ぷにぷにだった腕周りなどはしっかり筋肉がついている。
いつの間にこんなに…
「男らしくなったんだよ…。」
「え……?何か言った?」
「なんにもないよ…。」
「そっか。恵理、寒くない?大丈夫?」
「うん…とりあえずはいける。伊作は大丈夫?」
「大丈夫だよ。よく降るね…ちゃんと止むといいんだけど。」
「いつまでもここにいる訳にもいかないしなぁ…。」
「ごめんね、僕の不運のせいで。」
「何言ってんの。天気なんて気まぐれでしょ。伊作の不運は関係ないって。」
「…恵理はいつも優しいよね。」
「あたしが?なんで?」
「だって、いつも僕が謝っても僕のせいじゃないよって言ってくれるじゃない。」
「…あたしは目に見えないものは信用しないタイプなのよ。不運が目に見えたなら信じるけどね。」
「恵理らしいね。」
「ところで…いつの間にそんなに…その…鍛えたの?」
「え……?僕が?」
「昔はあんなにひょろひょろだったくせに。」
「そりゃあ僕だって忍術学園の最上級生なんだから。」
「まぁ…授業自体結構厳しいしね。」
「うん。まぁ、お陰様で体力もついたし!」
にこっと人懐こい笑顔でそう言って伊作はまた空を見上げた。
あたしは顔を逸らしながら、そっと視線のみで伊作の体を見る。
10歳のあの頃、あたし達の体はそんなに変わらなかった。
身長もあたしの方が高かったし、力も強かった。
留三郎と喧嘩したって勝つこともあった。
なのに今はどうだろう。
自分の体をそっと見下ろして、あたしは自分の体つきと遺作の体つきの違いにむしゃくしゃしてしまった。

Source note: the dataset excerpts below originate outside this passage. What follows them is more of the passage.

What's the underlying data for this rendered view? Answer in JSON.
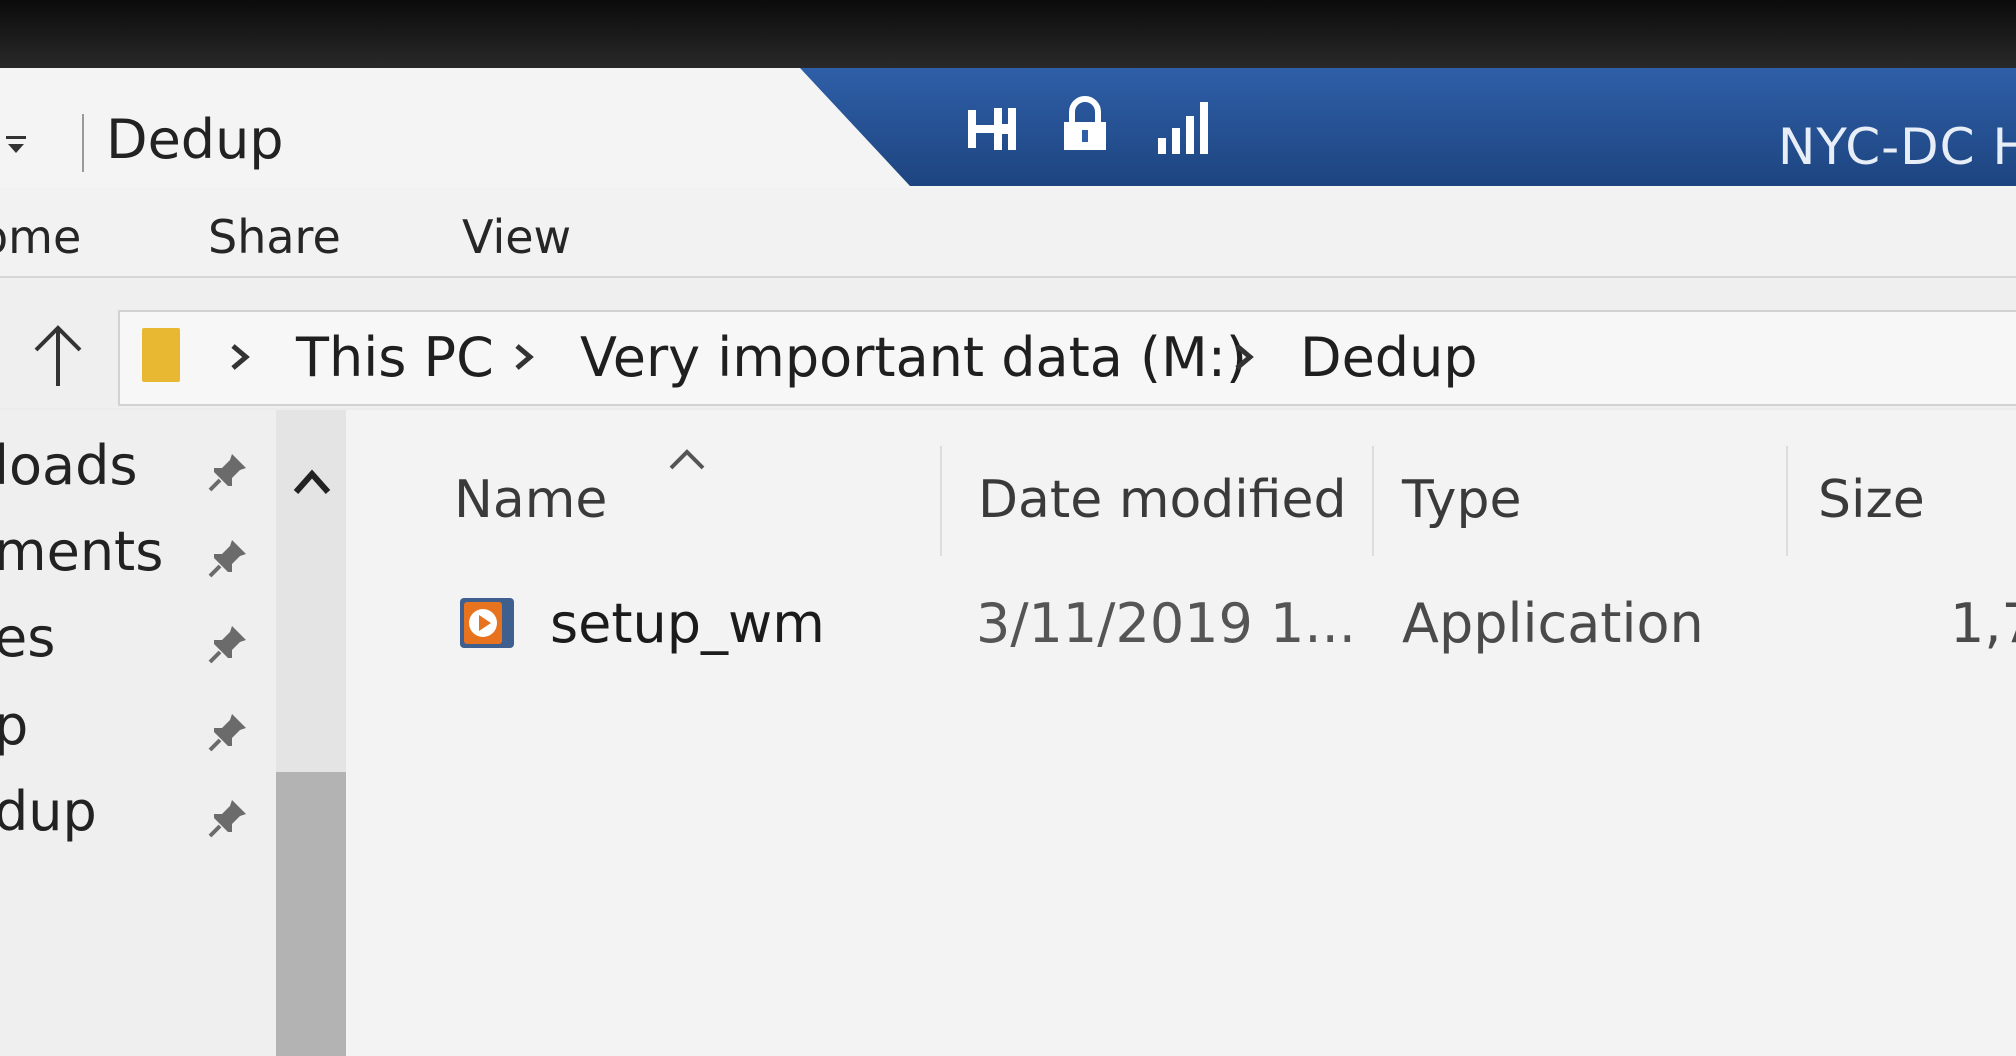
{
  "window": {
    "title": "Dedup"
  },
  "remote_bar": {
    "host": "NYC-DC H"
  },
  "ribbon": {
    "tabs": [
      "ome",
      "Share",
      "View"
    ]
  },
  "address": {
    "crumbs": [
      "This PC",
      "Very important data (M:)",
      "Dedup"
    ]
  },
  "nav": {
    "items": [
      "loads",
      "ments",
      "es",
      "p",
      "dup"
    ]
  },
  "columns": {
    "name": "Name",
    "date": "Date modified",
    "type": "Type",
    "size": "Size"
  },
  "files": [
    {
      "name": "setup_wm",
      "date": "3/11/2019 1...",
      "type": "Application",
      "size": "1,7"
    }
  ],
  "colors": {
    "remote_bar": "#2f5fa8",
    "folder": "#e8b832",
    "app_icon": "#e8731f"
  }
}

膨らんだ胸、筋肉をつけたつもりでもやはりどこか柔らかい体。
身長も平均よりかは高いものの、ついに去年伊作にも追い抜かれた。
ムカつく…無性に…。
あたしは思わずグーで伊作の横腹を殴った。
「いたっ?!え?なに?」
伊作は驚いたように視線をあたしに戻した。
あたしはまるで子供みたいに頬を膨らませ、伊作を睨んだ。
「あたしを置いてくなよ。伊作。」
「え?僕が?恵理を?置いていくわけないでしょ?」
多分思ってる言葉の意味が違うんだろうな。
それでもあたしは伊作のその言葉が嬉しかった。
絶対言ってやんねーけどね。
あたしは返事の代わりにぽすっと伊作と肩に頭を乗せた。